26 Kasım 2017 Pazar

Spiritus (Ateşten Hançer) / Aynur Başkan


Fantastik kitaplar yolculuğuna başlamışken uzun zamandır okumak istediğim Spiritus (Ateşten Hançer) kitabına başlama fırsatı buldum ve bir günde bitirdim.
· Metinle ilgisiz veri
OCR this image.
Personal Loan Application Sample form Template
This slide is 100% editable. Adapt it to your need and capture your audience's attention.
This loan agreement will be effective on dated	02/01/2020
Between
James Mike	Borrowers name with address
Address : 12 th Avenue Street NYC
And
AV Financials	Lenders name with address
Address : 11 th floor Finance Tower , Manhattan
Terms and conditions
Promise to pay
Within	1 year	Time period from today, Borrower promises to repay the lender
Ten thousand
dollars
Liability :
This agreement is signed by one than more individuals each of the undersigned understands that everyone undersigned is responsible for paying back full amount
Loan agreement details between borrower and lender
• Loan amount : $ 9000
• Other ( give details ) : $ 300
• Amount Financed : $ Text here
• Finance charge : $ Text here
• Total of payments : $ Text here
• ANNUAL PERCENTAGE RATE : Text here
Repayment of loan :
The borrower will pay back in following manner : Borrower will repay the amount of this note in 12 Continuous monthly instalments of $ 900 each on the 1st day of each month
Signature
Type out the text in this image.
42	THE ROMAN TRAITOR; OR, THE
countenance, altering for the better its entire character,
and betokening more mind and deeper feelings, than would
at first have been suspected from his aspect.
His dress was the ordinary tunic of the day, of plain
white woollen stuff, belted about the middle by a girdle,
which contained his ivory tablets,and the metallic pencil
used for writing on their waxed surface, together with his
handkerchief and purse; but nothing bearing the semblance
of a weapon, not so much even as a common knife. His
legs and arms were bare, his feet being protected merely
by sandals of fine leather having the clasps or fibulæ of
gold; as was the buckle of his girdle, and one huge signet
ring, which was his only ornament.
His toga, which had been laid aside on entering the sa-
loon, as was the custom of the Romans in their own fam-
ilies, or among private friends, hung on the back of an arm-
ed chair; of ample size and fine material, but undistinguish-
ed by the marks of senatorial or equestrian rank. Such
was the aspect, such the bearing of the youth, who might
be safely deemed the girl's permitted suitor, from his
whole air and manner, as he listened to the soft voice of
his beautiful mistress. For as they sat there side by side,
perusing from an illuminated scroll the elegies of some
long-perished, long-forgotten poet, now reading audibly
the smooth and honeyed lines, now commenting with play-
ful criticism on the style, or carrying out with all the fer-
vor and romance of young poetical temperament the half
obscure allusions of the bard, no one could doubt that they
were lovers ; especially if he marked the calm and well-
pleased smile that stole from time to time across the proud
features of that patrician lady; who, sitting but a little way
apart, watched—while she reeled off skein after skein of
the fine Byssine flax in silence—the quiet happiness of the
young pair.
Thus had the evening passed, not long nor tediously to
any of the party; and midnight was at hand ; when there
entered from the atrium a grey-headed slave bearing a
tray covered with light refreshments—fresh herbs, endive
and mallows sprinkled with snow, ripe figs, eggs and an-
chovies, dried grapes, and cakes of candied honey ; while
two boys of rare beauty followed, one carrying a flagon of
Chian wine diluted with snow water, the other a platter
Öncelikle yazarı tebrik ederek başlamak istiyorum bu yoruma çünkü gerçekten efsanevi bir roman olmuş. Kurgusu, karakterleri, kullandığı dil ve romanın akışıyla temposu hiç düşmeyen bununla beraber bu kadar yüksek tempoya rağmen okuyucuyu da yormayan bir roman çıkmış ortaya. 
Kitabın kurgusu oldukça özgün, karakterler içimizden, bizim dünyamızdan... Sadece bunlar bile Türk bir yazardan fantastik bir kitap okumanın coşkusunu yaşamaya yetiyor. Kitabı bitirdikten saatler sonra bile karakterler, olaylar gözümün önünde canlanmaya devam etti. Kesinlikle etkileyici ve sarsıcı bir romandı diyebilirim. 
Kitap Spiritus denen varlıkların Selim'in hayatında çocukluk dönemi canavarları olarak ortaya çıkmasıyla başlıyor ve bu sırada Neval'le tanışması, annesinin kaybı, İstanbul sokaklarında daha çocuk denecek yaşta yaşadıkları ve şahit oldukları, hayatını baştan sona değiştirecek gerçekleri öğrenmesiyle devam ediyor. Kitabın sonunda öyle şeyler oldu ki, beklentim daha çok arttı. Karakterler şimdi çok daha büyük bir göreve hazırlanıyorlar. Serinin ikinci kitabı olan "Spiritus Ruhlar Dünyası'na" büyük bir heyecanla başlayacağım. Fantastik romanları seviyorsanız Spiritus serisini mutlaka listenize eklemelisiniz. Şimdiden keyifli okumalar. :)

ALINTILAR;
*Ciğerim parçalanırcasına bağırdım, boğazımı yırtarcasına haykırdım, kalbimi söküp alıyormuşçasına yalvardım ama "mırıldanıyordun" dediler.
*Ama bir şey var ki, onu değiştirmeye hiç kimsenin gücü yetmez; cesaret ve yürekli olmak... Bu, sonradan kazanılacak veya zaman içinde değiştirilebilecek bir şey değildir. Bu, kişinin doğasında ya vardır ya da yoktur.
*Bazen ruhumun derin bir kuyuya düştüğünü hissediyorum. Bedenimin ise o kuyunun başında beni izlediğini. 
*Amaçsız insanların ama'sı  olmaz. Onların sadece "ben" faktörü vardır. Sadece kendileri vardır; başkalarının ne yaşadığı, ne çektiği kendileri nezdinde önemsizdir. Hayatlarında "ama" diye bir kelime hiç var olmamıştır. 
*Şüphe insanın içini kemiren ama öldürmeyen tehlikeli bir zehirdir. 
*Sana güvenmek benim tercihim... Bunun bir hata olduğunu kanıtlamak ise senin tercihin...
*Alışamayacağını düşündüğüne alışır, unutamayacağını söylediğini unutur, yaşayamayacağını zannettiğini yaşarsın.
*Şunu sakın unutma; insanın özgürlüğü kendisine yapılanlara karşı gösterdiği tepkilerle şekillenir. Sen izin vermediğin sürece kimse özgürlüğünü elinden alamaz.